Names hold power. We can change them all we want to suit the comfort of others (I have lost count of how many times I told the Starbucks barista my name was ‘Alison’), and that story is unfortunately all too common for those of us whose names do not suit the primary language of the place we call home. 

Which brings me back to Kate Sharma. 

Objectively, I understand what happened here. The character in the novel, The Viscount Who Loved Me, was named Katherine Sheffield, which naturally got shortened to Kate. In casting Simone Ashley, and in changing the characters background to Indian, changing her name to Kate Sharma made perfect sense to me, particularly when we find out early in the season that she was born in England. Of course her parents would give her an English name. 

It’s only at the last minute that the audience learns “Kate” is an anglicized nickname for her full name, Kathani.

I myself am Iranian, not Indian. I cannot speak to how common a first name Kathani is, or to its meaning for a character like Kate. All I can speak to is what it meant to me. 

Because the only person in the series to ever speak this name is Anthony, the man who loves her. After a whole season of Kate anticipating the needs of everyone around her, and trying to understand every facet of everyone else at the expense of herself, here comes someone who now understands every facet of her. Who embraces the part of her deemed unpalatable to the rest of society because it isn’t easy and convenient, and who does so with so much love in his eyes it was all I could do not to cry. 

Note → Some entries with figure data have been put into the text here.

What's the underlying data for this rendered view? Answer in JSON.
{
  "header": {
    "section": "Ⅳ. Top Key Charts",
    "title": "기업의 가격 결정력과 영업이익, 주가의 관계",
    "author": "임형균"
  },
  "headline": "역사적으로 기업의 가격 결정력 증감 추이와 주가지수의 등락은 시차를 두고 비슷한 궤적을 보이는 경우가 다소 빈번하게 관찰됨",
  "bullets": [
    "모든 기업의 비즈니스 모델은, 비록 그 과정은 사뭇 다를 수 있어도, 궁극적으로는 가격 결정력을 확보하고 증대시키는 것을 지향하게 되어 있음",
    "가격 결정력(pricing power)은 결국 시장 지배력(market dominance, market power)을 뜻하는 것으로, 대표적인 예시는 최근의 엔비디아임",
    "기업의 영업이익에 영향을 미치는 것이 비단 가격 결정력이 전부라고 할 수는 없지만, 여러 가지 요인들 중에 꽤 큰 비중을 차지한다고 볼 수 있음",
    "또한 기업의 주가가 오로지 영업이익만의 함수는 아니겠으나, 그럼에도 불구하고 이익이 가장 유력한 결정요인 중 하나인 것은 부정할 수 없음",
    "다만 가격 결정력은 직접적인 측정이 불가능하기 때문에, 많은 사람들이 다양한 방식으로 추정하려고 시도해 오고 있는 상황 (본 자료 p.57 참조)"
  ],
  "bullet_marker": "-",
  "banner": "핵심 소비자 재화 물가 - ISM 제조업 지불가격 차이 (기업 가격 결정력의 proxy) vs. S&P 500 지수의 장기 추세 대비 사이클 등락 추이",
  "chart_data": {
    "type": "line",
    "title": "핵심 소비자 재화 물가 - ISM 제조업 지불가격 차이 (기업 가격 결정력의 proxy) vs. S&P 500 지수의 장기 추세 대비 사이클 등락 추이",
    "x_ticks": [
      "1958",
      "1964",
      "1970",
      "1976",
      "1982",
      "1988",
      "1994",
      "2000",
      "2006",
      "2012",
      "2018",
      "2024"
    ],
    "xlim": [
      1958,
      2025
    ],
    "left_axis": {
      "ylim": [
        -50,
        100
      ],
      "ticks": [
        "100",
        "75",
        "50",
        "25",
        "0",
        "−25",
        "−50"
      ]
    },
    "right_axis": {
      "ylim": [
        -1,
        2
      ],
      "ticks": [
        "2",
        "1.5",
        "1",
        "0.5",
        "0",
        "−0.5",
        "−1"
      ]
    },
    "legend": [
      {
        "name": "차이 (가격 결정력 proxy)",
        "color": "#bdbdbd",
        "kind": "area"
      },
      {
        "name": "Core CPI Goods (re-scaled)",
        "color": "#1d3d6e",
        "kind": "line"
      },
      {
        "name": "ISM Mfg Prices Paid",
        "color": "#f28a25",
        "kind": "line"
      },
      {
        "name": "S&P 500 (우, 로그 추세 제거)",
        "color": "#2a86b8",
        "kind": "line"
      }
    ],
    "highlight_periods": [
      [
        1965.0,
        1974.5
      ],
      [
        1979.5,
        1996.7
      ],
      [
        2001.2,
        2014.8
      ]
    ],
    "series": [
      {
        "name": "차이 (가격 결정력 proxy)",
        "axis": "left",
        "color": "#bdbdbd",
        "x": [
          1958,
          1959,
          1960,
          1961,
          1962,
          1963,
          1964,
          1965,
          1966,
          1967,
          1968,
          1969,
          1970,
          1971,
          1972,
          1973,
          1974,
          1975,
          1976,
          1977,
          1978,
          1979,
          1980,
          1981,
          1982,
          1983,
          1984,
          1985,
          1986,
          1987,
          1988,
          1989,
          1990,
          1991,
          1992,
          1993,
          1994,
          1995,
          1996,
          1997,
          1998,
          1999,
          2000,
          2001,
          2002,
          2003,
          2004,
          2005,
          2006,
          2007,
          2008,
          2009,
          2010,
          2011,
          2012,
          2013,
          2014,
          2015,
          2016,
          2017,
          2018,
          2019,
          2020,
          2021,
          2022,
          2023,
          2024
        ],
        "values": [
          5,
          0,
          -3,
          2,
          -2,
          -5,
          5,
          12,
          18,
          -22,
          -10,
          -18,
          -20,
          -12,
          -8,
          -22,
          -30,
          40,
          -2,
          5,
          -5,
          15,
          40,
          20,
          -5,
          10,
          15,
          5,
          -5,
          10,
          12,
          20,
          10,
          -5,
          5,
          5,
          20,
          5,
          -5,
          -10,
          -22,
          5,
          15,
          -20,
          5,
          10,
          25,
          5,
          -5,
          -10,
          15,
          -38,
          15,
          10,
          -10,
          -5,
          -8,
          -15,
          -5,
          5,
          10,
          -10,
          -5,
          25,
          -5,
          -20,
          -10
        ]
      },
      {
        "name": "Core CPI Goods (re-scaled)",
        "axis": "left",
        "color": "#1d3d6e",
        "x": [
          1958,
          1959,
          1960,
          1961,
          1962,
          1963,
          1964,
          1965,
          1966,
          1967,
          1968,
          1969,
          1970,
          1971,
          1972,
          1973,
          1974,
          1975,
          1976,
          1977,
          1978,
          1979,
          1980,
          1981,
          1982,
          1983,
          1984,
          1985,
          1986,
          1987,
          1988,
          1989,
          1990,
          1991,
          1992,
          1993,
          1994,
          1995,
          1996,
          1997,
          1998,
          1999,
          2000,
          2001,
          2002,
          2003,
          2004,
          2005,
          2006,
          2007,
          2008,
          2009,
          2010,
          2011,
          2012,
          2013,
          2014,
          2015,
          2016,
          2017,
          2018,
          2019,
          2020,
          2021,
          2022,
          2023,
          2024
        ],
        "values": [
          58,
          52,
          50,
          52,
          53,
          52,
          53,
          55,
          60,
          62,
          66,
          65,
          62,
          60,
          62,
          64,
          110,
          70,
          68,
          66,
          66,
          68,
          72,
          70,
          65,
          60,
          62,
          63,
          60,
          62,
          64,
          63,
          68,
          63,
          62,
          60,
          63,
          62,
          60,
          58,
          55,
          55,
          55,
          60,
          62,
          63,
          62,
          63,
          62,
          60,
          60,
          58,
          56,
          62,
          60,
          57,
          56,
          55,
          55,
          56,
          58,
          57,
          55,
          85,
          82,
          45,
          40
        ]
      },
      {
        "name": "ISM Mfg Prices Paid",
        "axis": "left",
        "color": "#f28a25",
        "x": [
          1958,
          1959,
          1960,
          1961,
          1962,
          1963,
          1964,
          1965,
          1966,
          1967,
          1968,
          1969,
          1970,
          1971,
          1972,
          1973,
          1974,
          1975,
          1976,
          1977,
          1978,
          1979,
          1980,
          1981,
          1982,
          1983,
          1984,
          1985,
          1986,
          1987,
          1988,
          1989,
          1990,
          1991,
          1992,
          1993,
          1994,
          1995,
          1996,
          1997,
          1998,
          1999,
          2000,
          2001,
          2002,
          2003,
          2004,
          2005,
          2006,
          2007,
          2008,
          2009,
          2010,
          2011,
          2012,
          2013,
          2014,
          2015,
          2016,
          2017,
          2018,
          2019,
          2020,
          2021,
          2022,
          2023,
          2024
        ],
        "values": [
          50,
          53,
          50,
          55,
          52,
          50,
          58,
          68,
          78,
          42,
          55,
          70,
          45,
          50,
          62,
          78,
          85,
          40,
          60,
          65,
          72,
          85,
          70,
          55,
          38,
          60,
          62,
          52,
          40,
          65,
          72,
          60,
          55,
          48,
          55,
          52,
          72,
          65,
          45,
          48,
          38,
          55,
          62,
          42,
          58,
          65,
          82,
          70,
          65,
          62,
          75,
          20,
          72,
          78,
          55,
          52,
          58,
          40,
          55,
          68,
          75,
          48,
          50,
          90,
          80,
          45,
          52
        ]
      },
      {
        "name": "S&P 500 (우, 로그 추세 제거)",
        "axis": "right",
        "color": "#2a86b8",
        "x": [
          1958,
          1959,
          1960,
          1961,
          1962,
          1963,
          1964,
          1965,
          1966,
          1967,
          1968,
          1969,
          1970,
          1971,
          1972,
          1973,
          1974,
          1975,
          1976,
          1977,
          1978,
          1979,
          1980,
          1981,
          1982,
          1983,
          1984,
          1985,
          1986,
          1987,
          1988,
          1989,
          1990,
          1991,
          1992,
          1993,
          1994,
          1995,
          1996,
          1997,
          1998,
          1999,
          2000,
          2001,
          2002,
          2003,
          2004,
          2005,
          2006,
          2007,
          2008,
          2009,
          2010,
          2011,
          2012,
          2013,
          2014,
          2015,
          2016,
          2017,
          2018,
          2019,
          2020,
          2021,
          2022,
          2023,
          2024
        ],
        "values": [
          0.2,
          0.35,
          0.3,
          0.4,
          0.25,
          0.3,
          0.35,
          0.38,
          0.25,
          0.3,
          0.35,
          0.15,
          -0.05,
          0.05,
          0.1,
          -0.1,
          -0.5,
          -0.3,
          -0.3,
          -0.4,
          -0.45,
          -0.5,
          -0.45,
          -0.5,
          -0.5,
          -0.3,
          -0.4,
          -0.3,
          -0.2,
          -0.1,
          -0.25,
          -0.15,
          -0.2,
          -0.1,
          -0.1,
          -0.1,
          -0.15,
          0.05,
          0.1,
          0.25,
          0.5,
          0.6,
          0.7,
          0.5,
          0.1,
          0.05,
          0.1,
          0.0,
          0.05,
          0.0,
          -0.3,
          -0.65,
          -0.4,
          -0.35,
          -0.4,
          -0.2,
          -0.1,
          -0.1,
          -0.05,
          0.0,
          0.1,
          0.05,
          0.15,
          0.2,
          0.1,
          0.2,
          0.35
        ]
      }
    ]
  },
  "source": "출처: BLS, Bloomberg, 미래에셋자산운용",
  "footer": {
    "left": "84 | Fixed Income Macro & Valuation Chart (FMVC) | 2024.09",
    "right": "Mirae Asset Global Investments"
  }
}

He sees her - every part of her - for who she is and loves the parts of herself she has deemed an inconvenience. Anthony is not interested in how Kate will suit others, he is merely interested in how they will suit each other. This goes beyond her name, of course, as there are many things about Kate that do not fit a narrow definition of what society deems acceptable. But in using her full name without her knowing, Anthony is showing her - and the audience by extension - that none of that matters, and that he truly does love everything she is. He tells her, in those few simple words, that although she will (he hopes) be marrying into the English aristocracy, that he intends to still love and honour her heritage, and every part of her that makes her who she is.

I have over the years come to accept and even love so many things about myself, my first name included. I can’t imagine any other name suiting me quite as well as my own does. Which is why, to me, there is nothing in this world quite as achingly romantic as a partner who might one day take the time to learn how to say it properly without trying to change it, or mangle it repeatedly because he isn’t listening. Someone for whom everything that makes me who I am is of equal importance and deserving of attention. 

For all the things I wish Bridgerton had done differently in the second season, this small moment representing a true understanding between two characters is not one of them. They got this part of them exactly right, with six simple words that knocked my world right off its axis.